De tweede pijler richt zich op detectie en risicobeoordeling. Europese agentschappen brengen risicobeoordelingen uit die lidstaten ondersteunen bij het kiezen van maatregelen. Om dit mogelijk te maken, stimuleert de Commissie interoperabele datastromen: infectiesurveillance, afvalwatermetingen en omgevingsdata moeten beter aansluiten op Europese systemen. Referentielaboratoria helpen bij snelle duiding van signalen.

In Nederland ontstaat die informatie grotendeels op lokaal niveau. Gemeentelijke Gezondheidsdiensten (GGD’en) monitoren gezondheidstrends, waterschappen volgen waterkwaliteit en omgevingsdiensten houden toezicht op lucht en bodem. Al deze gegevens worden via nationale systemen gebundeld, zodat Nederland aan de Europese rapportageverplichtingen kan voldoen. Lokale data vormen de basis voor Europese risicobeoordeling.

Respons: snelheid vraagt goed aangesloten uitvoeringsstructuren

De derde pijler gaat over respons. In het Comité voor Gezondheidsveiligheid stemmen lidstaten af welke maatregelen passend zijn. De Europese gezondheidsnoodautoriteit ondersteunt bij medische tegenmaatregelen. Bij erkenning van een EU-noodsituatie kunnen aanvullende middelen worden geactiveerd, zoals gezamenlijke inkoop, civiele bescherming en strategische voorraden.

De daadwerkelijke uitvoering ligt bij de lidstaten. In Nederland nemen veiligheidsregio’s de bestuurlijke beslissingen bij ernstige infectieziekten, terwijl GGD’en en zorginstellingen maatregelen uitvoeren en opschalen. Regionale plannen regelen hoe overheden elkaar informeren en hoe crisiscommunicatie wordt vormgegeven. Een snelle Europese respons kan alleen effect hebben als regionale crisisstructuren direct kunnen opschalen. Dat vraagt om vooraf vastgelegde afspraken over besluitvorming, gegevensdeling en crisiscommunicatie tussen veiligheidsregio’s, GGD’en en zorginstellingen.

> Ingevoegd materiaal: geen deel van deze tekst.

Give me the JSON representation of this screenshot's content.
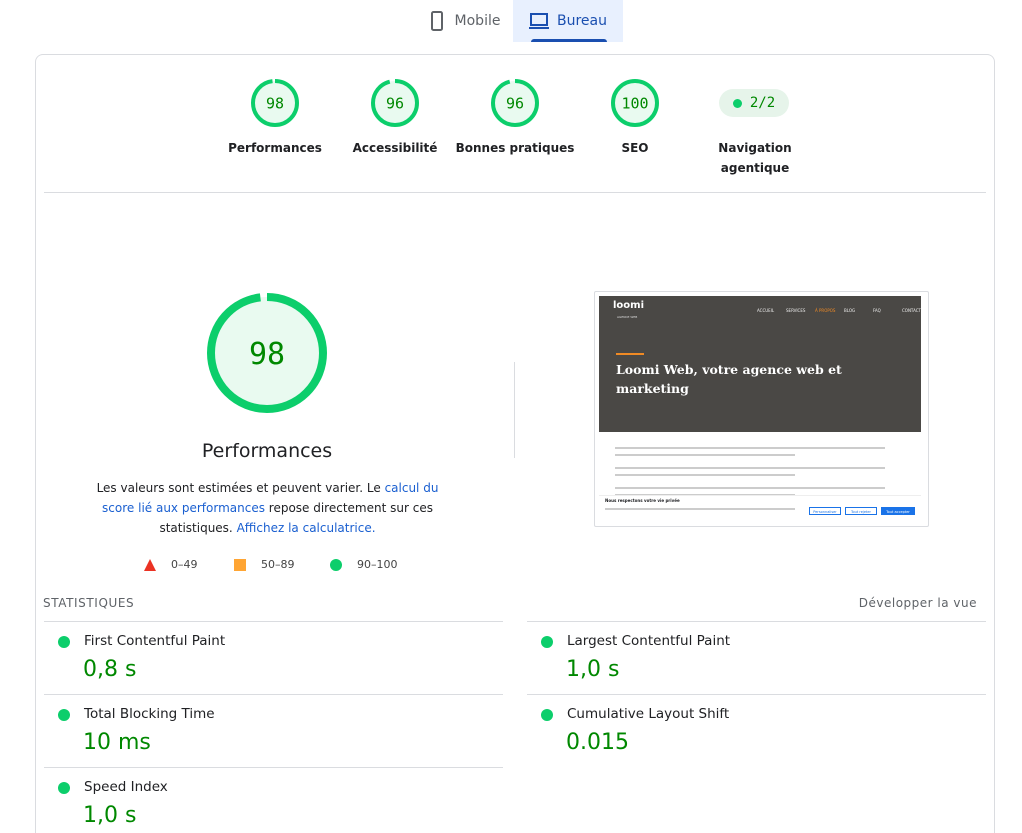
{
  "tabs": [
    {
      "label": "Mobile",
      "active": false
    },
    {
      "label": "Bureau",
      "active": true
    }
  ],
  "gauge_range": [
    0,
    100
  ],
  "scores": [
    {
      "label": "Performances",
      "value": 98
    },
    {
      "label": "Accessibilité",
      "value": 96
    },
    {
      "label": "Bonnes pratiques",
      "value": 96
    },
    {
      "label": "SEO",
      "value": 100
    }
  ],
  "agentic": {
    "label": "Navigation agentique",
    "value": "2/2"
  },
  "description": [
    {
      "text": "Les valeurs sont estimées et peuvent varier. Le ",
      "link": false
    },
    {
      "text": "calcul du score lié aux performances",
      "link": true
    },
    {
      "text": " repose directement sur ces statistiques. ",
      "link": false
    },
    {
      "text": "Affichez la calculatrice.",
      "link": true
    }
  ],
  "legend": [
    {
      "label": "0–49",
      "shape": "triangle",
      "color": "#eb3223"
    },
    {
      "label": "50–89",
      "shape": "square",
      "color": "#ffa533"
    },
    {
      "label": "90–100",
      "shape": "circle",
      "color": "#0cce6b"
    }
  ],
  "thumbnail": {
    "logo": "loomi",
    "tagline": "AGENCE WEB",
    "nav": [
      "ACCUEIL",
      "SERVICES",
      "À PROPOS",
      "BLOG",
      "FAQ",
      "CONTACT"
    ],
    "headline": "Loomi Web, votre agence web et marketing",
    "cookie_title": "Nous respectons votre vie privée",
    "buttons": [
      "Personnaliser",
      "Tout rejeter",
      "Tout accepter"
    ]
  },
  "stats": {
    "title": "STATISTIQUES",
    "expand": "Développer la vue",
    "metrics": [
      {
        "name": "First Contentful Paint",
        "value": "0,8 s",
        "color": "#0cce6b"
      },
      {
        "name": "Largest Contentful Paint",
        "value": "1,0 s",
        "color": "#0cce6b"
      },
      {
        "name": "Total Blocking Time",
        "value": "10 ms",
        "color": "#0cce6b"
      },
      {
        "name": "Cumulative Layout Shift",
        "value": "0.015",
        "color": "#0cce6b"
      },
      {
        "name": "Speed Index",
        "value": "1,0 s",
        "color": "#0cce6b"
      }
    ]
  }
}
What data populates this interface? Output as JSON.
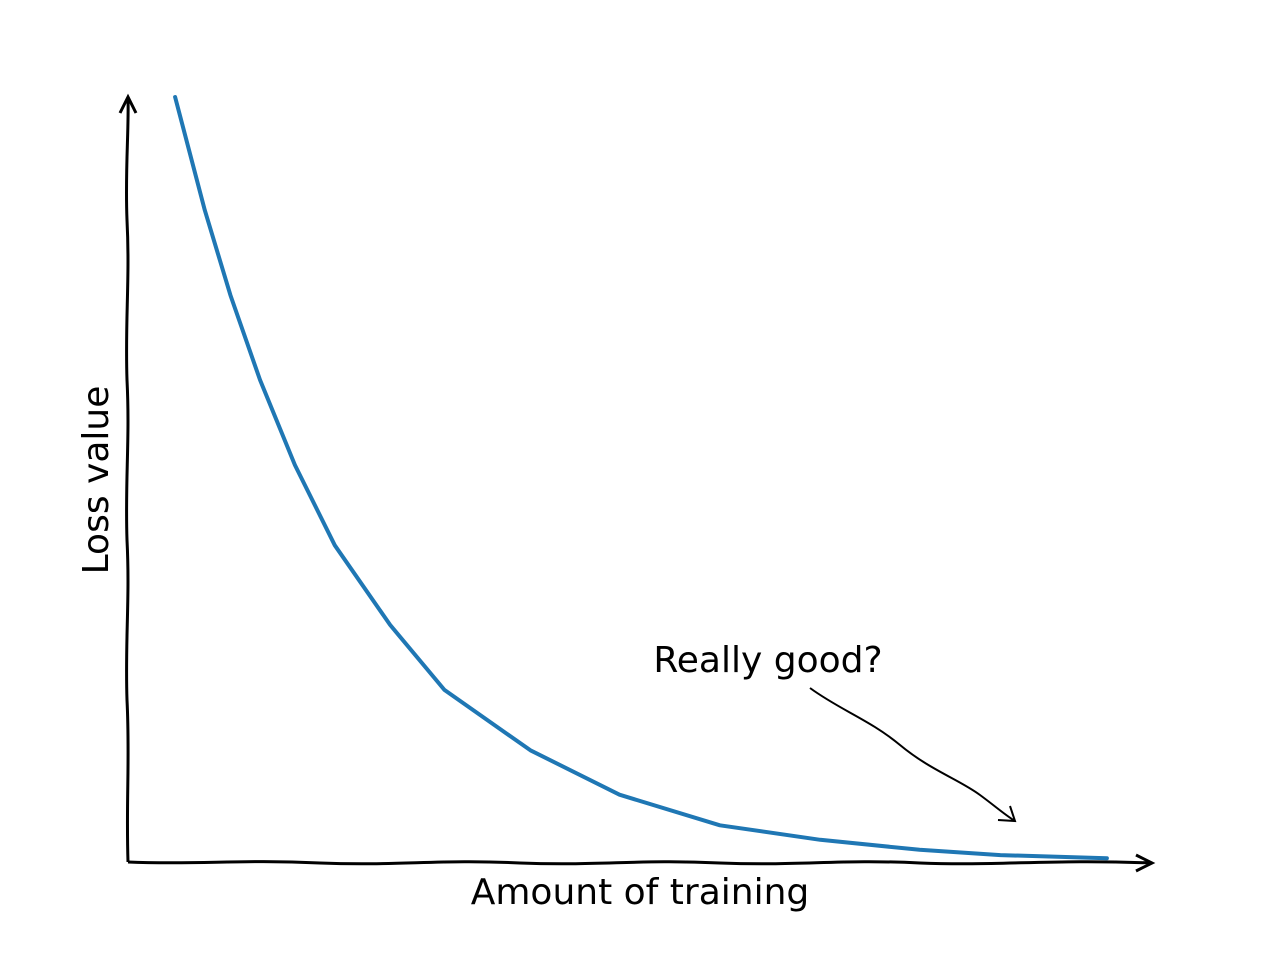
{
  "chart_data": {
    "type": "line",
    "xlabel": "Amount of training",
    "ylabel": "Loss value",
    "annotation": "Really good?",
    "x": [
      0.046,
      0.075,
      0.1,
      0.129,
      0.163,
      0.202,
      0.256,
      0.309,
      0.393,
      0.48,
      0.578,
      0.676,
      0.773,
      0.852,
      0.956
    ],
    "series": [
      {
        "color": "#1f77b4",
        "values": [
          1.0,
          0.852,
          0.741,
          0.63,
          0.519,
          0.414,
          0.31,
          0.225,
          0.146,
          0.088,
          0.048,
          0.029,
          0.016,
          0.009,
          0.005
        ]
      }
    ],
    "xlim": [
      0,
      1
    ],
    "ylim": [
      0,
      1
    ]
  }
}
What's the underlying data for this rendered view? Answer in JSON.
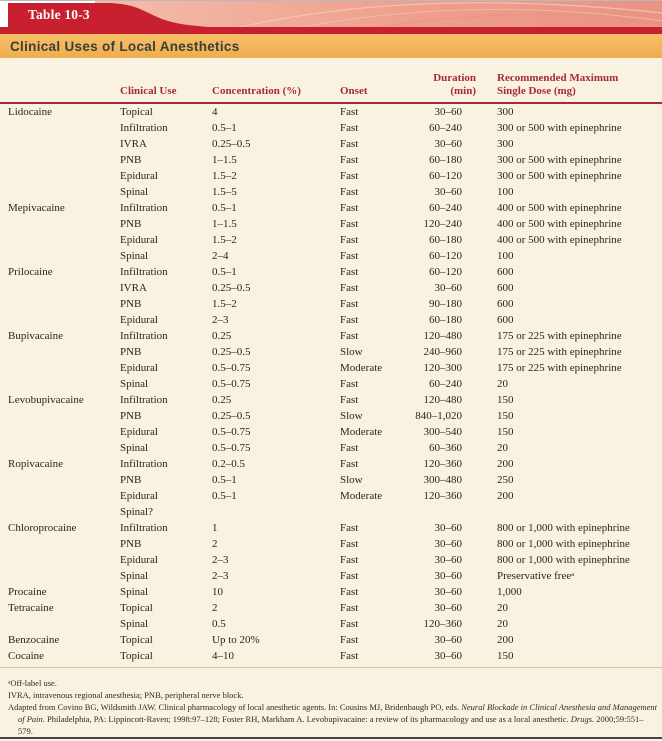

Herstel: lessen terug de cyclus in

De vierde pijler draait om herstel. Lidstaten voeren tijdens en na crises evaluaties uit; het Unieplan ondersteunt dit met richtsnoeren, audits en trainingen. De uitkomsten voeden zowel nationale plannen als Europese voortgangsrapportages.

Ook in Nederland krijgt herstel lokaal en regionaal vorm: gemeenten en provincies brengen maatschappelijke schade en kwetsbaarheden in kaart; veiligheidsregio’s verwerken inzichten in hun kwaliteitszorgsysteem. Deze analyses komen uiteindelijk terug in de nationale rapportages aan de Commissie. Regionale lessen bepalen mede hoe Nederland zich in de volgende cyclus inbrengt, en hoe Europese aanbevelingen worden bijgesteld.

Wat betekent dit voor decentrale overheden?

Het Unieplan legt de nadruk op een Europese aanpak die volledig afhankelijk blijft van lokale uitvoering. Voor decentrale overheden betekent dit drie dingen:

  1. Gegevenskwaliteit telt zwaarder. Lokale en regionale monitoring voedt het Europese beeld.
  2. Paraatheid wordt zichtbaarder. Europese beoordelingen leggen verschillen in voorbereiding bloot.
  3. Samenwerking moet strakker. Snellere Europese besluitvorming vraagt om goed afgestemde regionale processen.

De Europese kaders worden aangescherpt, maar de slagkracht ontstaat in de regio.